Un esperimento, va detto, riuscitissimo e mai più ripetuto nella storia del medium. In pratica tutta l’azione si svolge all’interno di fotografie che creano un “continuum” geografico e spaziale grazie alla giustapposizione e ad alcune panoramiche a 360 gradi. Un po’ come fare un viaggio con Google Maps, in pratica. Ma lo spostamento è un’altra delle caratteristiche peculiari del titolo: vi sono due modi per camminare nel gioco, cioè alternando la pressione sui dorsali del pad oppure utilizzando il contapassi contenuto nella confezione del gioco e muovendosi “fisicamente” fuori dallo schermo, per simulare ancora meglio le lunghe camminate tra un luogo e l’altro, accompagnate semplicemente dal rumore della terra sotto i nostri piedi e da una colonna sonora religiosa che, causa ripetitività, risulta uno degli aspetti meno riusciti del gioco.
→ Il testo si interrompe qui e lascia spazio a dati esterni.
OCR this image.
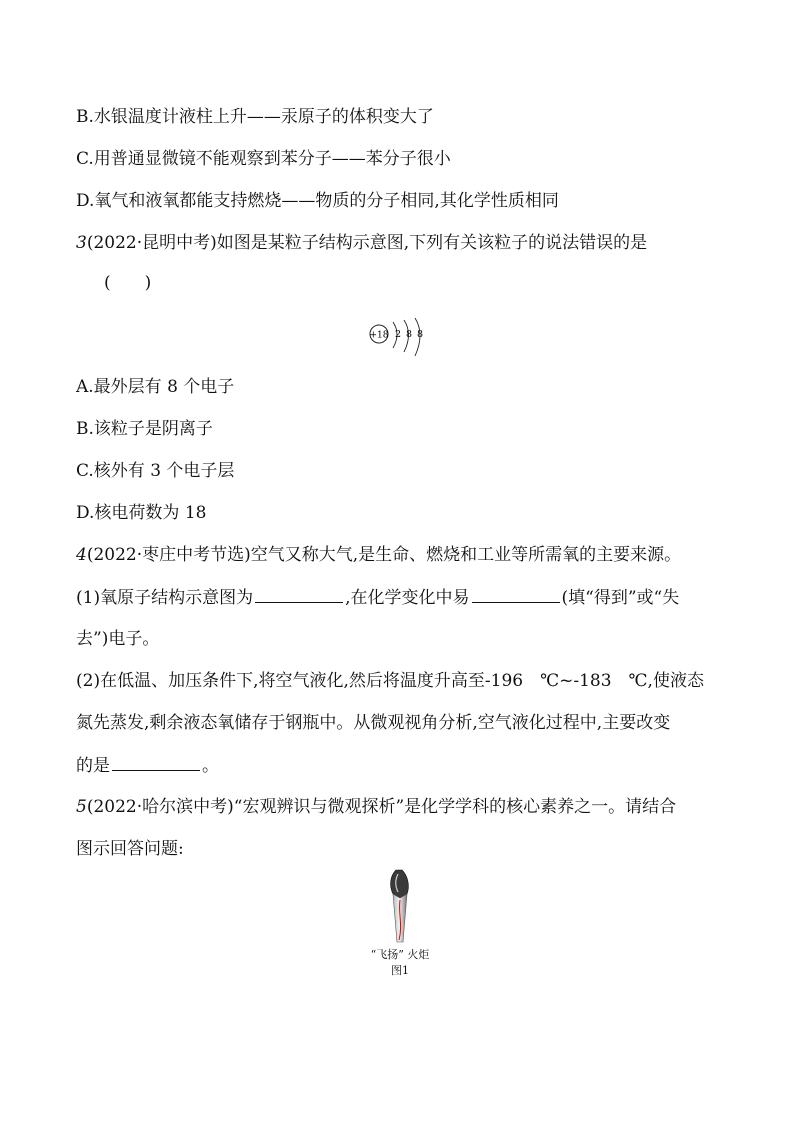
B.水银温度计液柱上升——汞原子的体积变大了
C.用普通显微镜不能观察到苯分子——苯分子很小
D.氧气和液氧都能支持燃烧——物质的分子相同,其化学性质相同
3(2022·昆明中考)如图是某粒子结构示意图,下列有关该粒子的说法错误的是
(　　)
+18 2 8 8
A.最外层有 8 个电子
B.该粒子是阴离子
C.核外有 3 个电子层
D.核电荷数为 18
4(2022·枣庄中考节选)空气又称大气,是生命、燃烧和工业等所需氧的主要来源。
(1)氧原子结构示意图为	,在化学变化中易	(填“得到”或“失
去”)电子。
(2)在低温、加压条件下,将空气液化,然后将温度升高至-196　℃~-183　℃,使液态
氮先蒸发,剩余液态氧储存于钢瓶中。从微观视角分析,空气液化过程中,主要改变
的是	。
5(2022·哈尔滨中考)“宏观辨识与微观探析”是化学学科的核心素养之一。请结合
图示回答问题:
“飞扬” 火炬
图1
Tra l’altro, mano a mano che l’esplorazione delle varie zone procede, viene data la possibilità al giocatore di pregare e accendere candele, solo per fare un esempio.

Pilgrimage Gamecube

Uno degli aspetti più interessanti della produzione è la scarsa attenzione posta sulla qualità “formale” dei singoli scatti, che puntano principalmente sulla quantità delle immagini piuttosto che sulla bellezza del fotogramma unico, e non cedono mai il “passo” al facile paesaggio sentimentale costruito a regola d’arte per emozionare, da cartolina, insomma. Si cammina, quindi, lungo strade dissestate, ritratte in bassa risoluzione e con uno stile che potremmo anche definire “lomografico”, votato all’immediatezza, lontano dal concetto di “bella immagine”, lontano da Photoshop.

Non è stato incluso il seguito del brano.